Following his time at Survey, Laqueur founded and edited, with George Mosse, the Journal of Contemporary History, turning the startup into an influential quarterly academic journal focused on post-1930s history. Its first issue was themed, ‘International Fascism 1920–1945,’ and while Laqueur would become a respected scholar on fascism in his own right, that lay a decade and a half down the road. Contemporary History’s editorial offices were housed at the Institute of Contemporary History and Wiener Library for the Study of the Holocaust and Genocide until 2005; Laqueur was director of the institute from 1965 to 1994. (The journal moved to SAGE, the parent of Social Science Space, in 1972.)
While Laqueur’s formal higher education was abbreviated, his talents were widely recognized by the academy, which saw him receive two Guggenheim fellowships, professorships at many prestigious universities (Johns Hopkins, University of Chicago, Harvard, Brandeis, Tel Aviv University and lastly Georgetown), and several honorary doctorates.

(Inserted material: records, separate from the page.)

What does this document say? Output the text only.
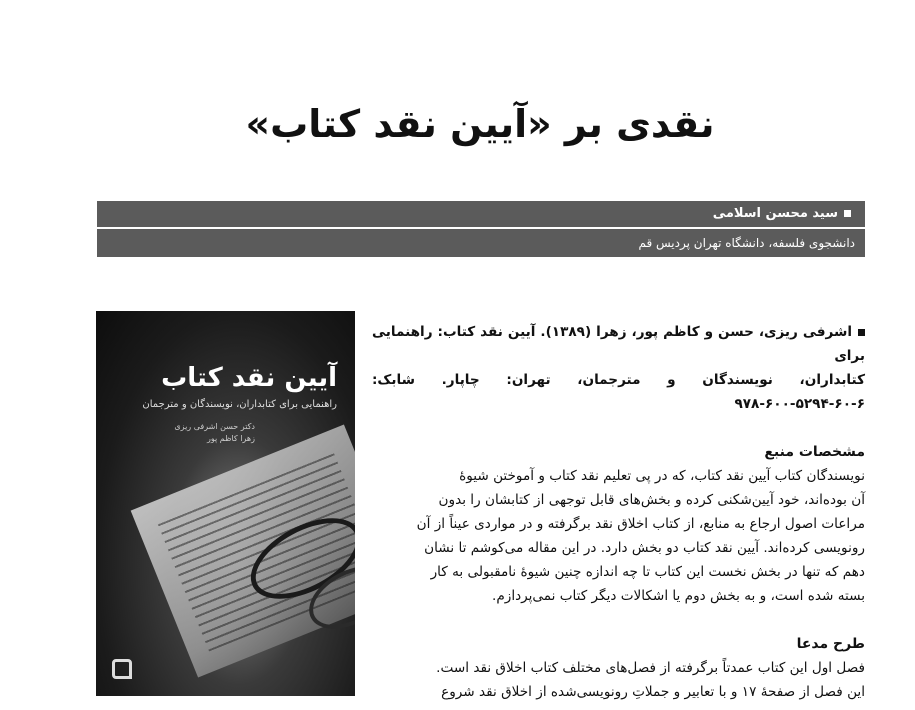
نقدی بر «آیین نقد کتاب»
سید محسن اسلامی
دانشجوی فلسفه، دانشگاه تهران پردیس قم
آیین نقد کتاب
راهنمایی برای کتابداران، نویسندگان و مترجمان
دکتر حسن اشرفی ریزی
زهرا کاظم پور

اشرفی ریزی، حسن و کاظم پور، زهرا (۱۳۸۹). آیین نقد کتاب: راهنمایی برای

کتابداران، نویسندگان و مترجمان، تهران: چاپار. شابک: ۶-۶۰-۵۲۹۴-۶۰۰-۹۷۸

مشخصات منبع

نویسندگان کتاب آیین نقد کتاب، که در پی تعلیم نقد کتاب و آموختن شیوۀ

آن بوده‌اند، خود آیین‌شکنی کرده و بخش‌های قابل توجهی از کتابشان را بدون

مراعات اصول ارجاع به منابع، از کتاب اخلاق نقد برگرفته و در مواردی عیناً از آن

رونویسی کرده‌اند. آیین نقد کتاب دو بخش دارد. در این مقاله می‌کوشم تا نشان

دهم که تنها در بخش نخست این کتاب تا چه اندازه چنین شیوۀ نامقبولی به کار

بسته شده است، و به بخش دوم یا اشکالات دیگر کتاب نمی‌پردازم.

طرح مدعا

فصل اول این کتاب عمدتاً برگرفته از فصل‌های مختلف کتاب اخلاق نقد است.

این فصل از صفحۀ ۱۷ و با تعابیر و جملاتِ رونویسی‌شده از اخلاق نقد شروع
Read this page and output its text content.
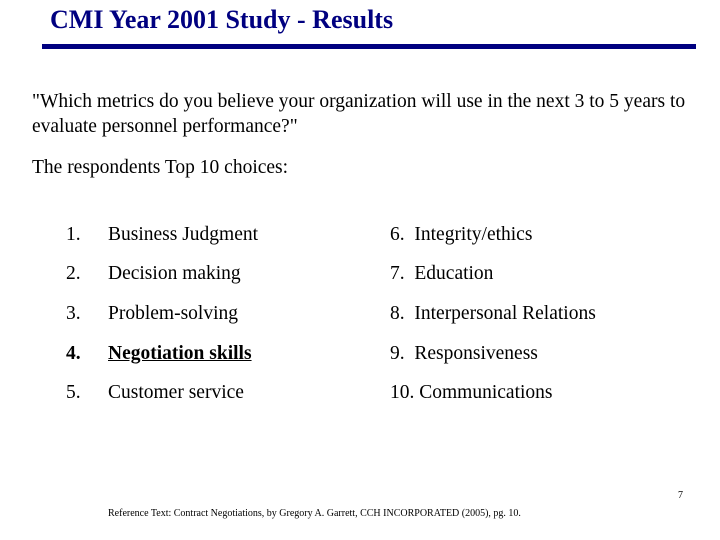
CMI Year 2001 Study - Results
"Which metrics do you believe your organization will use in the next 3 to 5 years to evaluate personnel performance?"
The respondents Top 10 choices:
1. Business Judgment	6.  Integrity/ethics
2. Decision making	7.  Education
3. Problem-solving	8.  Interpersonal Relations
4. Negotiation skills	9.  Responsiveness
5. Customer service	10. Communications
7
Reference Text: Contract Negotiations, by Gregory A. Garrett, CCH INCORPORATED (2005), pg. 10.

Laqueur was also chairman of the International Research Council of the Center for Strategic and International Studies, where he founded Washington Papers and Washington Quarterly. His scholarship and journalism centered on many of the great ‘isms’ of the later 20th century: fascism, communism, Zionism or terrorism. And despite the currency of his concerns, he inevitably approached them first by looking at their historic and cultural origins. The Washington Post spotlighted two of his works to make this point:
Among his most noted works were the classic volumes “A History of Zionism” (1972) and “A History of Terrorism” (1977), which [Georgetown Professor George] Hoffman described as the first major effort to move beyond journalistic, anecdotal or polemical discussions of terrorism to understand its deepest roots. Peter Bergen, a journalist and authority on Osama bin Laden, has called Mr. Laqueur the “dean of terrorism studies.”
In fact, Laqueur was a man whose learning always seemed in vogue. During the Cold War his frequent trips to the then-Soviet Union (Russian was among his many languages) and Eastern Europe made him an esteemed Sovietologist. Then his studies of fascism – especially its post-World War II varieties – gave him a voice in the rise of non-communist authoritarianism. One of his last books, released in 2015, was Putinism: Russia and its future with the West.

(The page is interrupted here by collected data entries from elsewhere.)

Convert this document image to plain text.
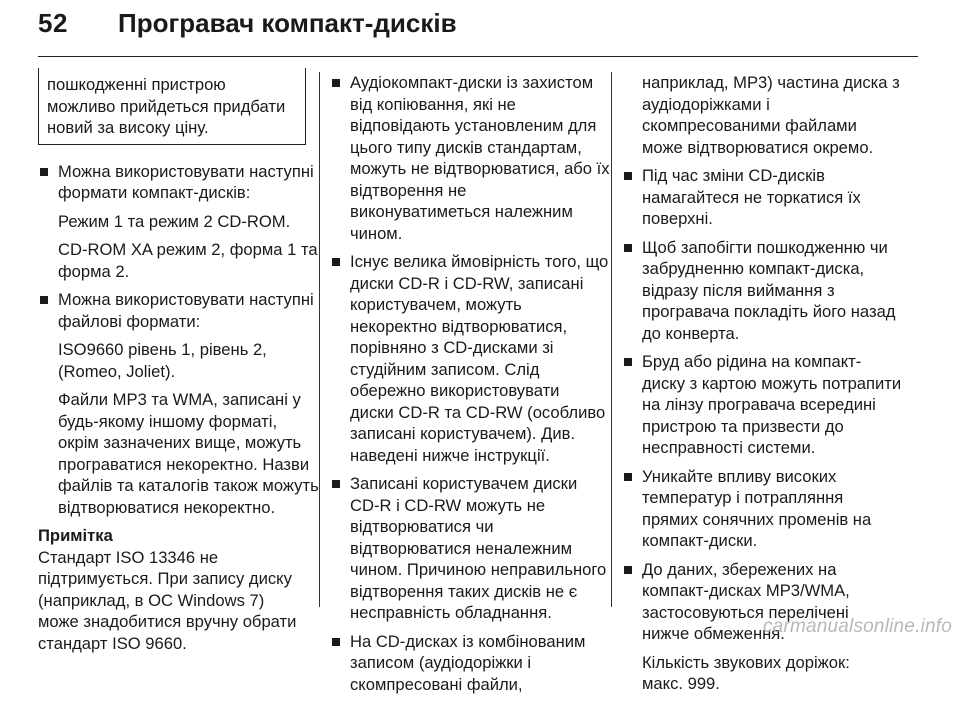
52 Програвач компакт-дисків
пошкодженні пристрою
можливо прийдеться придбати
новий за високу ціну.
Можна використовувати наступні
формати компакт-дисків:
Режим 1 та режим 2 CD-ROM.
CD-ROM XA режим 2, форма 1 та
форма 2.
Можна використовувати наступні
файлові формати:
ISO9660 рівень 1, рівень 2,
(Romeo, Joliet).
Файли MP3 та WMA, записані у
будь-якому іншому форматі,
окрім зазначених вище, можуть
програватися некоректно. Назви
файлів та каталогів також можуть
відтворюватися некоректно.
Примітка
Стандарт ISO 13346 не
підтримується. При запису диску
(наприклад, в ОС Windows 7)
може знадобитися вручну обрати
стандарт ISO 9660.
Аудіокомпакт-диски із захистом
від копіювання, які не
відповідають установленим для
цього типу дисків стандартам,
можуть не відтворюватися, або їх
відтворення не
виконуватиметься належним
чином.
Існує велика ймовірність того, що
диски CD-R і CD-RW, записані
користувачем, можуть
некоректно відтворюватися,
порівняно з CD-дисками зі
студійним записом. Слід
обережно використовувати
диски CD-R та CD-RW (особливо
записані користувачем). Див.
наведені нижче інструкції.
Записані користувачем диски
CD-R і CD-RW можуть не
відтворюватися чи
відтворюватися неналежним
чином. Причиною неправильного
відтворення таких дисків не є
несправність обладнання.
На CD-дисках із комбінованим
записом (аудіодоріжки і
скомпресовані файли,
наприклад, MP3) частина диска з
аудіодоріжками і
скомпресованими файлами
може відтворюватися окремо.
Під час зміни CD-дисків
намагайтеся не торкатися їх
поверхні.
Щоб запобігти пошкодженню чи
забрудненню компакт-диска,
відразу після виймання з
програвача покладіть його назад
до конверта.
Бруд або рідина на компакт-
диску з картою можуть потрапити
на лінзу програвача всередині
пристрою та призвести до
несправності системи.
Уникайте впливу високих
температур і потрапляння
прямих сонячних променів на
компакт-диски.
До даних, збережених на
компакт-дисках MP3/WMA,
застосовуються перелічені
нижче обмеження.
Кількість звукових доріжок:
макс. 999.
carmanualsonline.info
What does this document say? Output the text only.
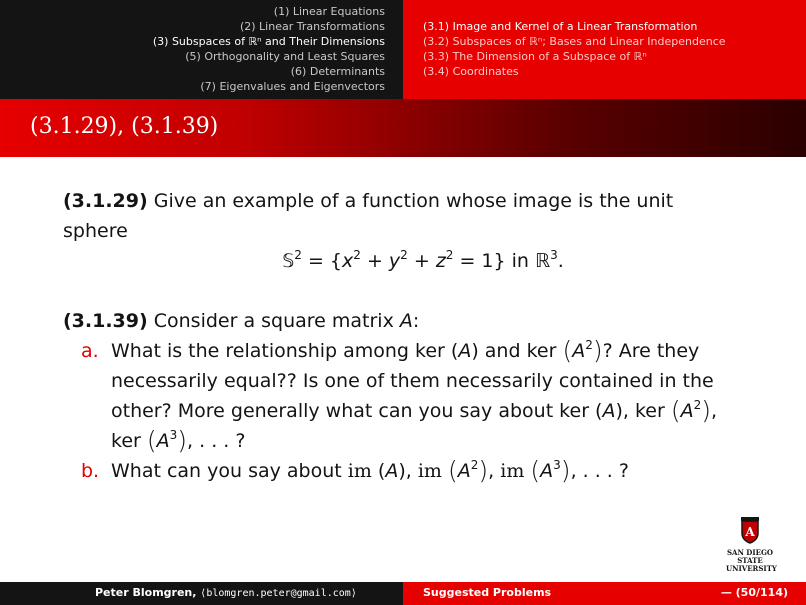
(1) Linear Equations
(2) Linear Transformations
(3) Subspaces of ℝⁿ and Their Dimensions
(5) Orthogonality and Least Squares
(6) Determinants
(7) Eigenvalues and Eigenvectors
(3.1) Image and Kernel of a Linear Transformation
(3.2) Subspaces of ℝⁿ; Bases and Linear Independence
(3.3) The Dimension of a Subspace of ℝⁿ
(3.4) Coordinates
(3.1.29), (3.1.39)
(3.1.29) Give an example of a function whose image is the unit sphere
𝕊$^2$ = $\{x^2 + y^2 + z^2 = 1\}$ in ℝ$^3$.
(3.1.39) Consider a square matrix A:
a. What is the relationship among ker (A) and ker $(A^2)$? Are they necessarily equal?? Is one of them necessarily contained in the other? More generally what can you say about ker (A), ker $(A^2)$, ker $(A^3)$, . . . ?
b. What can you say about im (A), im $(A^2)$, im $(A^3)$, . . . ?
A
SAN DIEGO STATE
UNIVERSITY
Peter Blomgren, ⟨blomgren.peter@gmail.com⟩	Suggested Problems	— (50/114)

Long before 9/11, Laqueur was writing about terrorism, and his definitional observations remain a baseline from which other scholars take off or rebel. The New York Times noted his prescience in its obituary of Laqueur:
In a new introduction to his 1977 book A History of Terrorism, Mr. Laqueur warned that the world was at the dawn of a new era in which “technological progress would put unprecedented destructive power into the hands of a small group” of fanatics bent on inflicting terror in a holy war. That warning was dated June 2001, less than three months before the Sept. 11 terrorist attacks.
Laqueur’s latest and presumably last book, written with Christopher Wall and published last year, looks at terrorism and trades history for forecasting: The Future of Terrorism: ISIS, Al Qaeda, and the Alt-Right.
Given his impressive lifetime word count, Laqueur never strayed from the journalist’s impulse to keep the reader engaged. As he wrote on the 25th anniversary of Contemporary History:
[I]t is still true that professional history should not necessarily be difficult to read, that it does not have to be encumbered by endless methodological discussions, excessive use of jargon and a scientific (or pseudo-scientific) apparatus of footnotes. If academic contemporary history ever suffers a decline, it will not be because it lost its raison d’etre, but for a more prosaic reason – because it lost its tie with its public, a public growing all the time.